Голиков уже по эту сторону сновидения. Он возвращается к так называемой реальности, идентифицирует ее – что уже само по себе неплохо. Препоганенький осадок отслаивается от головы и спускается куда-то в желудок и кишки, не вызывая тошноты, но напоминая о совершенной легкой прогулке. То, что Максим сделал это, не прибегая к препарату Клейна, нисколько его не радует. И хотя внешне он ничего не делает (ведь ничего не изменилось, не так ли?), он начинает всерьез готовиться к новой гонке на выживание.

Готовится исчезнуть, когда придет час умереть.

Фаза 1/1

Предчувствие перемен витало в воздухе подобно запаху с бойни. Потенциальные жертвы, наделенные обостренным чутьем, уже кривили носы, но предпочитали не замечать очевидных вещей; с этим было бы тяжело жить и почти невозможно выжить. Плохие ожидания доводили кое-кого до беспробудного пьянства, иных – до суицида, означавшего всего лишь, что ожидания перестают быть только ожиданиями, а уж несбыточными их никак не назовешь. Немногие все еще уповали на спасение, которое должно прийти неведомо откуда, но упускали из виду, что бесконечность (если таковая вообще существует) лежит где-то за пределами их существования.

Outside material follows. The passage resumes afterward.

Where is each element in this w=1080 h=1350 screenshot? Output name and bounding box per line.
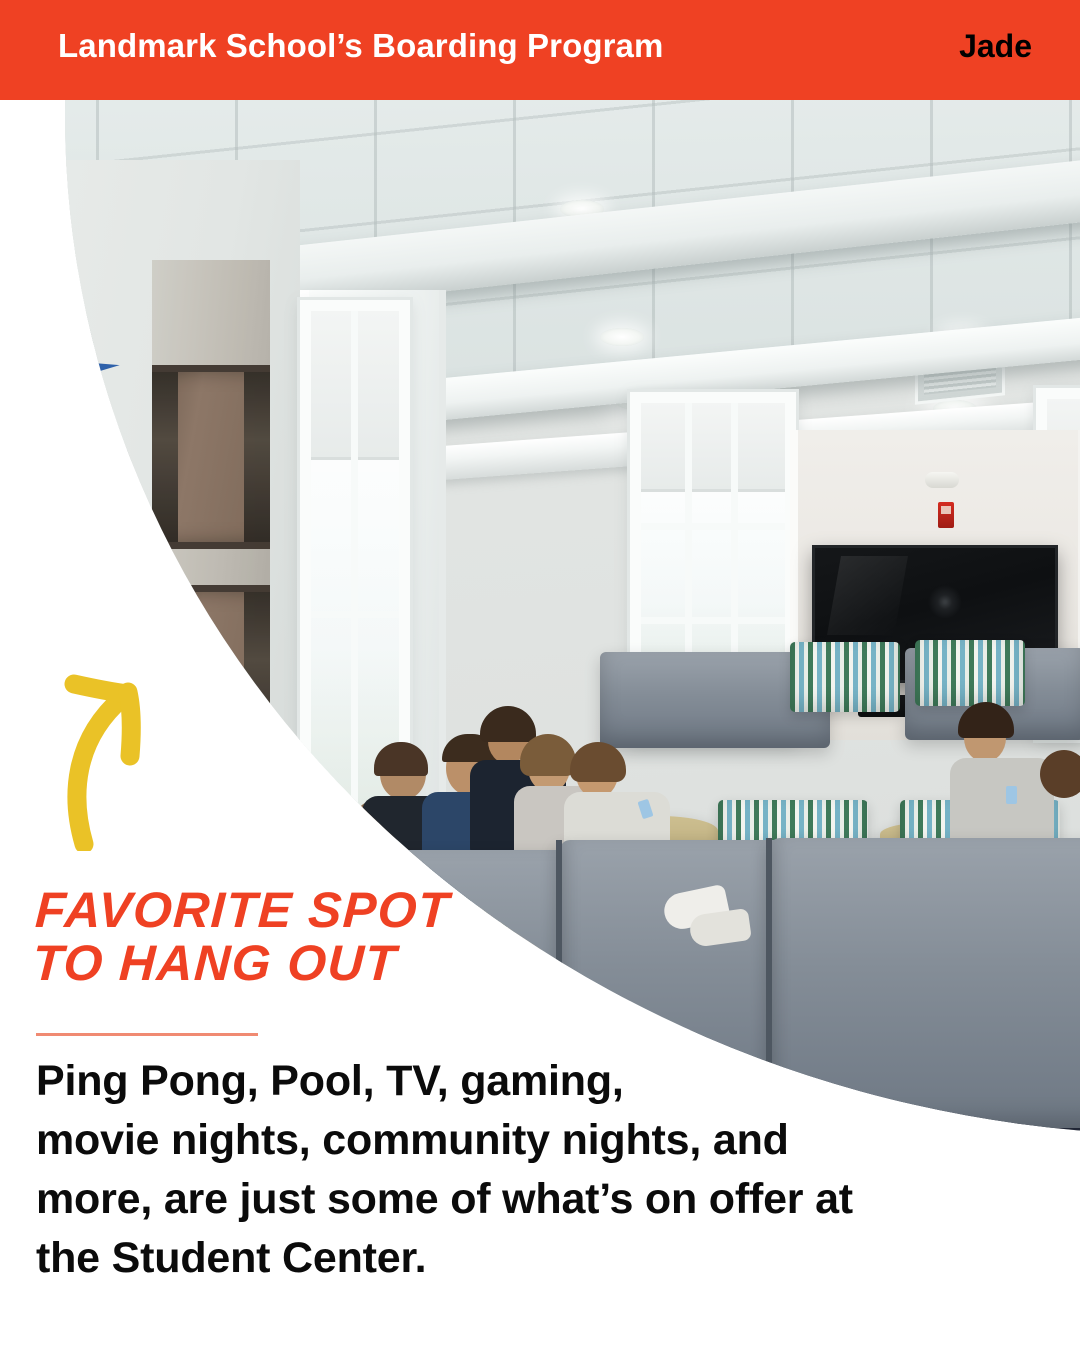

С некоторых пор Макс почти ежедневно подолгу бродил по городу. Смысл был в накоплении усталости – такой, которая спустя часы неподъемной тяжестью и непроницаемостью влажной глины запечатает бутылочное горлышко, ведущее в долину ужаса. Конечно, это являлось до определенной степени самообманом. Все чаще Голиков задумывался, не строит ли он дамбу, которая неминуемо будет разрушена, а хрупкий мостик его рассудка, переброшенный с одного берега на другой, – сметен подобно безделице из спичек, когда медленно стекающие в долину и накапливающиеся видения достигнут критического уровня? Не лучше ли впускать это в себя понемногу, пока оно проливается тонкой струйкой?

Он не знал. Не имел опыта на сей счет. По части опыта ему было далеко не только до «профи» Клейна, но и до какого-нибудь дилетанта вроде Виктора Строкова, доверившегося по глупости «Путеводителю» Якова Чинского. Строкова Макс в глаза не видел, но догадывался о его печальной судьбе. Что осталось от бедняги? Дискета с текстом украденной книжки и дневник…

Инстинкт самосохранения плевать хотел на его рассуждения и сомнения. Инстинкт поднимал Макса и выгонял на улицы и в переулки (такие безопасные в сравнении с другими местами), гнал ночью и днем, в жару и холод, да еще нахлестывал плетью, как тупую скотину, которая слишком выдохлась, чтобы сражаться с невидимками за свою жизнь. По большей части Голиков брел не разбирая дороги, редко помнил пройденный маршрут, не обращал внимания на тех, кто пытался встать у него на пути. Ничего серьезного, до драк дело не доходило. Наверное, его принимали за помешанного. Будь этот город поменьше, Макс со своей бородой масти «соль с перцем» и собранными в «конский хвост» длинными седыми волосами, вероятно, уже примелькался бы. А так он, растворенный в серой массе, оставался безликой молекулой, двигался вместе с этой массой, бессознательно следуя тактике выживания, принятой среди многочисленных и беззащитных против хищника видов. Кто-то неизбежно будет съеден – но не я, или не сегодня. А там посмотрим.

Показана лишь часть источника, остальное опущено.